In step 1, request an interactive session with multiple nodes. -N2 for two nodes.

[joeuser@c078 ~]$ salloc -N2

And continue through steps 2-6.

pre-Step 7: Preparing Fluent Node Connection List

Fluent uses a file with a list of hostnames for each unique host that will run an MPI fluent process, one per line. This list is give as an arguement at startup -cnf=hostname1,hostname2,etc or a filename.

Use this commmand to create a file from the SLRUM variable into a file name stored in the variable FL_SCHEDULER_HOST_FILE, or simple give it a filename here.

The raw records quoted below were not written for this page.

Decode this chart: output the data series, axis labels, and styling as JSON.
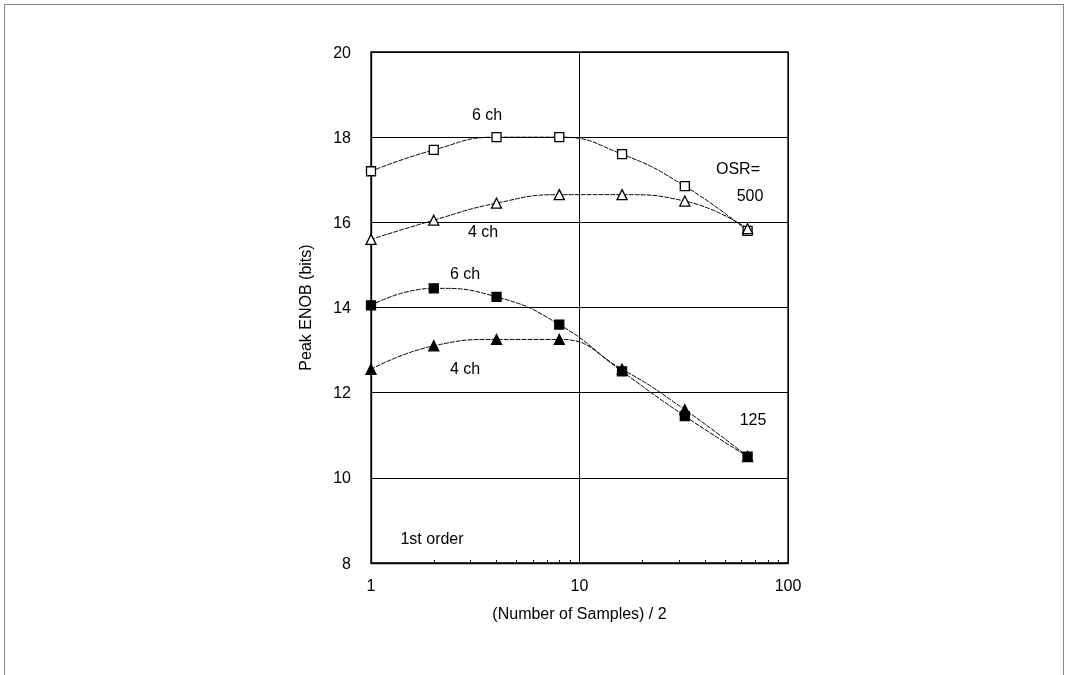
{
  "chart_data": {
    "type": "line",
    "xlabel": "(Number of Samples) / 2",
    "ylabel": "Peak ENOB (bits)",
    "x": [
      1,
      2,
      4,
      8,
      16,
      32,
      64
    ],
    "series": [
      {
        "color": "#ffffff",
        "marker": "square",
        "values": [
          17.2,
          17.7,
          18.0,
          18.0,
          17.6,
          16.85,
          15.8
        ]
      },
      {
        "color": "#ffffff",
        "marker": "triangle",
        "values": [
          15.6,
          16.05,
          16.45,
          16.65,
          16.65,
          16.5,
          15.85
        ]
      },
      {
        "color": "#000000",
        "marker": "square",
        "values": [
          14.05,
          14.45,
          14.25,
          13.6,
          12.5,
          11.45,
          10.5
        ]
      },
      {
        "color": "#000000",
        "marker": "triangle",
        "values": [
          12.55,
          13.1,
          13.25,
          13.25,
          12.55,
          11.6,
          10.5
        ]
      }
    ],
    "line_style": "dashed",
    "log": "x",
    "xlim": [
      1,
      100
    ],
    "xticks": [
      1,
      10,
      100
    ],
    "ylim": [
      8,
      20
    ],
    "yticks": [
      8,
      10,
      12,
      14,
      16,
      18,
      20
    ],
    "grid": true,
    "annotations": [
      "6 ch",
      "4 ch",
      "6 ch",
      "4 ch",
      "OSR=",
      "500",
      "125",
      "1st order"
    ]
  }
}
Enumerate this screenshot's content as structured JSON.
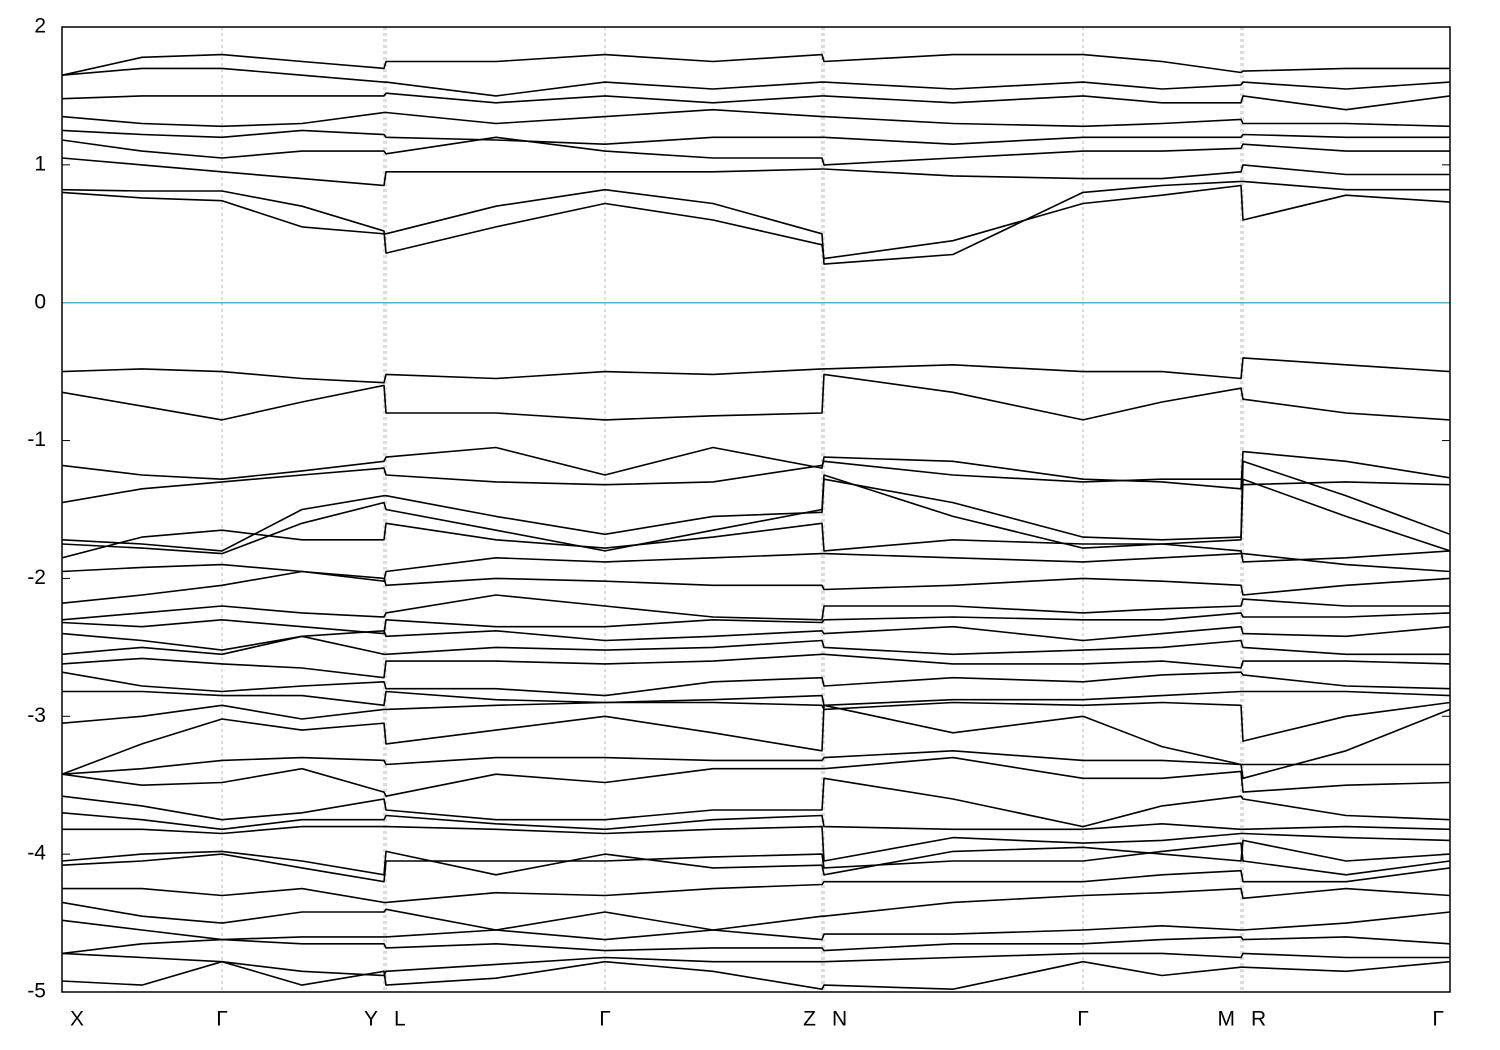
{
  "chart_data": {
    "type": "line",
    "x": [
      0,
      80,
      160,
      240,
      322,
      324,
      434,
      543,
      651,
      760,
      762,
      891,
      1021,
      1100,
      1179,
      1181,
      1284,
      1388
    ],
    "xlim": [
      0,
      1388
    ],
    "xticks": [
      {
        "value": 0,
        "label": "X"
      },
      {
        "value": 160,
        "label": "Γ"
      },
      {
        "value": 322,
        "label": "Y"
      },
      {
        "value": 324,
        "label": "L"
      },
      {
        "value": 543,
        "label": "Γ"
      },
      {
        "value": 760,
        "label": "Z"
      },
      {
        "value": 762,
        "label": "N"
      },
      {
        "value": 1021,
        "label": "Γ"
      },
      {
        "value": 1179,
        "label": "M"
      },
      {
        "value": 1181,
        "label": "R"
      },
      {
        "value": 1388,
        "label": "Γ"
      }
    ],
    "ylim": [
      -5,
      2
    ],
    "yticks": [
      -5,
      -4,
      -3,
      -2,
      -1,
      0,
      1,
      2
    ],
    "grid": "x",
    "color": "#000000",
    "reference_line": {
      "value": 0,
      "color": "#5ab4c8"
    },
    "series": [
      {
        "values": [
          0.82,
          0.81,
          0.81,
          0.7,
          0.52,
          0.36,
          0.55,
          0.72,
          0.6,
          0.42,
          0.32,
          0.45,
          0.72,
          0.78,
          0.85,
          0.6,
          0.78,
          0.73
        ]
      },
      {
        "values": [
          0.8,
          0.76,
          0.74,
          0.55,
          0.5,
          0.5,
          0.7,
          0.82,
          0.72,
          0.5,
          0.28,
          0.35,
          0.8,
          0.85,
          0.88,
          0.88,
          0.82,
          0.82
        ]
      },
      {
        "values": [
          1.05,
          1.0,
          0.95,
          0.9,
          0.85,
          0.95,
          0.95,
          0.95,
          0.95,
          0.97,
          0.97,
          0.92,
          0.9,
          0.9,
          0.95,
          1.0,
          0.93,
          0.93
        ]
      },
      {
        "values": [
          1.18,
          1.1,
          1.05,
          1.1,
          1.1,
          1.08,
          1.2,
          1.1,
          1.05,
          1.05,
          1.0,
          1.05,
          1.1,
          1.1,
          1.12,
          1.15,
          1.1,
          1.1
        ]
      },
      {
        "values": [
          1.25,
          1.22,
          1.2,
          1.25,
          1.22,
          1.2,
          1.18,
          1.15,
          1.2,
          1.2,
          1.2,
          1.15,
          1.2,
          1.2,
          1.2,
          1.22,
          1.2,
          1.2
        ]
      },
      {
        "values": [
          1.35,
          1.3,
          1.28,
          1.3,
          1.38,
          1.38,
          1.3,
          1.35,
          1.4,
          1.35,
          1.35,
          1.3,
          1.28,
          1.3,
          1.33,
          1.3,
          1.3,
          1.28
        ]
      },
      {
        "values": [
          1.48,
          1.5,
          1.5,
          1.5,
          1.5,
          1.52,
          1.45,
          1.5,
          1.45,
          1.5,
          1.5,
          1.45,
          1.5,
          1.45,
          1.45,
          1.5,
          1.4,
          1.5
        ]
      },
      {
        "values": [
          1.65,
          1.7,
          1.7,
          1.65,
          1.6,
          1.6,
          1.5,
          1.6,
          1.55,
          1.6,
          1.6,
          1.55,
          1.6,
          1.55,
          1.58,
          1.6,
          1.55,
          1.6
        ]
      },
      {
        "values": [
          1.65,
          1.78,
          1.8,
          1.75,
          1.7,
          1.75,
          1.75,
          1.8,
          1.75,
          1.8,
          1.75,
          1.8,
          1.8,
          1.75,
          1.67,
          1.68,
          1.7,
          1.7
        ]
      },
      {
        "values": [
          -0.5,
          -0.48,
          -0.5,
          -0.55,
          -0.58,
          -0.52,
          -0.55,
          -0.5,
          -0.52,
          -0.48,
          -0.48,
          -0.45,
          -0.5,
          -0.5,
          -0.55,
          -0.4,
          -0.45,
          -0.5
        ]
      },
      {
        "values": [
          -0.65,
          -0.75,
          -0.85,
          -0.72,
          -0.6,
          -0.8,
          -0.8,
          -0.85,
          -0.82,
          -0.8,
          -0.52,
          -0.65,
          -0.85,
          -0.72,
          -0.62,
          -0.7,
          -0.8,
          -0.85
        ]
      },
      {
        "values": [
          -1.18,
          -1.25,
          -1.28,
          -1.22,
          -1.15,
          -1.12,
          -1.05,
          -1.25,
          -1.05,
          -1.2,
          -1.12,
          -1.15,
          -1.28,
          -1.3,
          -1.35,
          -1.08,
          -1.15,
          -1.27
        ]
      },
      {
        "values": [
          -1.45,
          -1.35,
          -1.3,
          -1.25,
          -1.2,
          -1.25,
          -1.3,
          -1.32,
          -1.3,
          -1.18,
          -1.15,
          -1.25,
          -1.3,
          -1.28,
          -1.28,
          -1.32,
          -1.3,
          -1.32
        ]
      },
      {
        "values": [
          -1.72,
          -1.75,
          -1.8,
          -1.5,
          -1.4,
          -1.4,
          -1.55,
          -1.68,
          -1.55,
          -1.52,
          -1.28,
          -1.45,
          -1.7,
          -1.72,
          -1.7,
          -1.15,
          -1.4,
          -1.68
        ]
      },
      {
        "values": [
          -1.75,
          -1.78,
          -1.82,
          -1.6,
          -1.45,
          -1.5,
          -1.65,
          -1.8,
          -1.65,
          -1.5,
          -1.25,
          -1.55,
          -1.78,
          -1.75,
          -1.72,
          -1.28,
          -1.55,
          -1.8
        ]
      },
      {
        "values": [
          -1.85,
          -1.7,
          -1.65,
          -1.72,
          -1.72,
          -1.6,
          -1.72,
          -1.78,
          -1.7,
          -1.6,
          -1.8,
          -1.72,
          -1.75,
          -1.75,
          -1.8,
          -1.88,
          -1.85,
          -1.8
        ]
      },
      {
        "values": [
          -1.95,
          -1.92,
          -1.9,
          -1.95,
          -2.02,
          -1.95,
          -1.85,
          -1.88,
          -1.85,
          -1.82,
          -1.82,
          -1.85,
          -1.88,
          -1.85,
          -1.82,
          -1.82,
          -1.9,
          -1.95
        ]
      },
      {
        "values": [
          -2.18,
          -2.12,
          -2.05,
          -1.95,
          -2.0,
          -2.05,
          -2.0,
          -2.02,
          -2.05,
          -2.05,
          -2.08,
          -2.05,
          -2.0,
          -2.02,
          -2.05,
          -2.12,
          -2.05,
          -2.0
        ]
      },
      {
        "values": [
          -2.3,
          -2.25,
          -2.2,
          -2.25,
          -2.28,
          -2.25,
          -2.12,
          -2.2,
          -2.28,
          -2.3,
          -2.2,
          -2.2,
          -2.25,
          -2.22,
          -2.2,
          -2.15,
          -2.2,
          -2.2
        ]
      },
      {
        "values": [
          -2.32,
          -2.35,
          -2.3,
          -2.35,
          -2.4,
          -2.3,
          -2.35,
          -2.35,
          -2.3,
          -2.32,
          -2.3,
          -2.28,
          -2.3,
          -2.3,
          -2.25,
          -2.28,
          -2.28,
          -2.25
        ]
      },
      {
        "values": [
          -2.4,
          -2.45,
          -2.52,
          -2.42,
          -2.38,
          -2.42,
          -2.38,
          -2.45,
          -2.42,
          -2.38,
          -2.4,
          -2.35,
          -2.45,
          -2.4,
          -2.35,
          -2.4,
          -2.42,
          -2.35
        ]
      },
      {
        "values": [
          -2.55,
          -2.5,
          -2.55,
          -2.42,
          -2.55,
          -2.55,
          -2.5,
          -2.52,
          -2.5,
          -2.45,
          -2.5,
          -2.55,
          -2.52,
          -2.5,
          -2.45,
          -2.5,
          -2.55,
          -2.55
        ]
      },
      {
        "values": [
          -2.62,
          -2.58,
          -2.62,
          -2.65,
          -2.72,
          -2.6,
          -2.6,
          -2.62,
          -2.6,
          -2.55,
          -2.55,
          -2.62,
          -2.62,
          -2.6,
          -2.65,
          -2.6,
          -2.6,
          -2.62
        ]
      },
      {
        "values": [
          -2.68,
          -2.78,
          -2.82,
          -2.78,
          -2.75,
          -2.8,
          -2.8,
          -2.85,
          -2.75,
          -2.72,
          -2.78,
          -2.72,
          -2.75,
          -2.7,
          -2.68,
          -2.7,
          -2.78,
          -2.8
        ]
      },
      {
        "values": [
          -2.82,
          -2.82,
          -2.85,
          -2.85,
          -2.92,
          -2.82,
          -2.88,
          -2.9,
          -2.88,
          -2.85,
          -2.92,
          -2.88,
          -2.88,
          -2.85,
          -2.82,
          -2.82,
          -2.82,
          -2.85
        ]
      },
      {
        "values": [
          -3.05,
          -3.0,
          -2.92,
          -3.02,
          -2.95,
          -2.95,
          -2.92,
          -2.9,
          -2.9,
          -2.92,
          -2.95,
          -2.9,
          -2.92,
          -2.9,
          -2.92,
          -3.18,
          -3.0,
          -2.9
        ]
      },
      {
        "values": [
          -3.42,
          -3.2,
          -3.02,
          -3.1,
          -3.05,
          -3.2,
          -3.1,
          -3.0,
          -3.12,
          -3.25,
          -2.92,
          -3.12,
          -3.0,
          -3.22,
          -3.35,
          -3.45,
          -3.25,
          -2.95
        ]
      },
      {
        "values": [
          -3.42,
          -3.38,
          -3.32,
          -3.3,
          -3.32,
          -3.35,
          -3.3,
          -3.3,
          -3.32,
          -3.32,
          -3.3,
          -3.25,
          -3.32,
          -3.32,
          -3.35,
          -3.35,
          -3.35,
          -3.35
        ]
      },
      {
        "values": [
          -3.42,
          -3.5,
          -3.48,
          -3.38,
          -3.55,
          -3.58,
          -3.42,
          -3.48,
          -3.38,
          -3.38,
          -3.38,
          -3.3,
          -3.45,
          -3.45,
          -3.4,
          -3.55,
          -3.5,
          -3.48
        ]
      },
      {
        "values": [
          -3.58,
          -3.65,
          -3.75,
          -3.7,
          -3.6,
          -3.68,
          -3.75,
          -3.75,
          -3.68,
          -3.68,
          -3.45,
          -3.6,
          -3.8,
          -3.65,
          -3.58,
          -3.6,
          -3.72,
          -3.75
        ]
      },
      {
        "values": [
          -3.7,
          -3.75,
          -3.82,
          -3.75,
          -3.75,
          -3.72,
          -3.78,
          -3.82,
          -3.75,
          -3.72,
          -3.8,
          -3.82,
          -3.82,
          -3.78,
          -3.82,
          -3.82,
          -3.8,
          -3.82
        ]
      },
      {
        "values": [
          -3.82,
          -3.82,
          -3.85,
          -3.8,
          -3.8,
          -3.8,
          -3.82,
          -3.85,
          -3.82,
          -3.8,
          -4.05,
          -3.88,
          -3.92,
          -3.9,
          -3.85,
          -3.85,
          -3.88,
          -3.9
        ]
      },
      {
        "values": [
          -4.05,
          -4.0,
          -3.98,
          -4.05,
          -4.15,
          -3.98,
          -4.15,
          -4.0,
          -4.1,
          -4.08,
          -4.15,
          -3.98,
          -3.95,
          -4.0,
          -4.05,
          -3.9,
          -4.05,
          -4.0
        ]
      },
      {
        "values": [
          -4.08,
          -4.05,
          -4.0,
          -4.1,
          -4.2,
          -4.05,
          -4.05,
          -4.05,
          -4.02,
          -4.0,
          -4.1,
          -4.05,
          -4.05,
          -3.98,
          -3.92,
          -4.05,
          -4.15,
          -4.05
        ]
      },
      {
        "values": [
          -4.25,
          -4.25,
          -4.3,
          -4.25,
          -4.35,
          -4.35,
          -4.28,
          -4.3,
          -4.25,
          -4.22,
          -4.2,
          -4.2,
          -4.2,
          -4.15,
          -4.12,
          -4.2,
          -4.2,
          -4.1
        ]
      },
      {
        "values": [
          -4.35,
          -4.45,
          -4.5,
          -4.42,
          -4.42,
          -4.4,
          -4.55,
          -4.42,
          -4.55,
          -4.45,
          -4.45,
          -4.35,
          -4.3,
          -4.28,
          -4.25,
          -4.32,
          -4.25,
          -4.3
        ]
      },
      {
        "values": [
          -4.48,
          -4.55,
          -4.62,
          -4.6,
          -4.6,
          -4.6,
          -4.55,
          -4.62,
          -4.55,
          -4.62,
          -4.58,
          -4.58,
          -4.55,
          -4.52,
          -4.55,
          -4.55,
          -4.5,
          -4.42
        ]
      },
      {
        "values": [
          -4.72,
          -4.65,
          -4.62,
          -4.65,
          -4.65,
          -4.68,
          -4.65,
          -4.7,
          -4.68,
          -4.68,
          -4.7,
          -4.65,
          -4.65,
          -4.62,
          -4.6,
          -4.62,
          -4.6,
          -4.65
        ]
      },
      {
        "values": [
          -4.72,
          -4.75,
          -4.78,
          -4.85,
          -4.88,
          -4.85,
          -4.8,
          -4.75,
          -4.78,
          -4.78,
          -4.78,
          -4.75,
          -4.72,
          -4.72,
          -4.75,
          -4.72,
          -4.75,
          -4.75
        ]
      },
      {
        "values": [
          -4.92,
          -4.95,
          -4.78,
          -4.95,
          -4.85,
          -4.95,
          -4.9,
          -4.78,
          -4.85,
          -4.98,
          -4.95,
          -4.98,
          -4.78,
          -4.88,
          -4.82,
          -4.82,
          -4.85,
          -4.78
        ]
      }
    ]
  }
}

[joeuser@c078 ~]$ scontrol show hostnames "$SLURM_JOB_NODELIST" >> $FL_SCHEDULER_HOST_FILE

Mulit-node Step 7: Starting the Fluent Application

Fluent application started with this CPU core count number, and the flag “-cnf=node_hostnames” as follows. Know that the HPC Cluster Wendian has 36-cpu machines and the requested number of nodes is 2.

[joeuser@c001 ~]$ fluent 3ddp -t56 -cnf=c001,c002

OR using a file as the input.

[joeuser@c001 ~]$ echo $FL_SCHEDULER_HOST_FILE
hostname_file
[joeuser@c001 ~]$ cat $FL_SCHEDULER_HOST_FILE
c001
c002
[joeuser@c001 ~]$ fluent 3ddp -t56 -cnf=$FL_SCHEDULER_HOST_FILE

See Startup options for Ansys Fluent at the command line, and fluent job scheduler startup options for launching directly from the login node.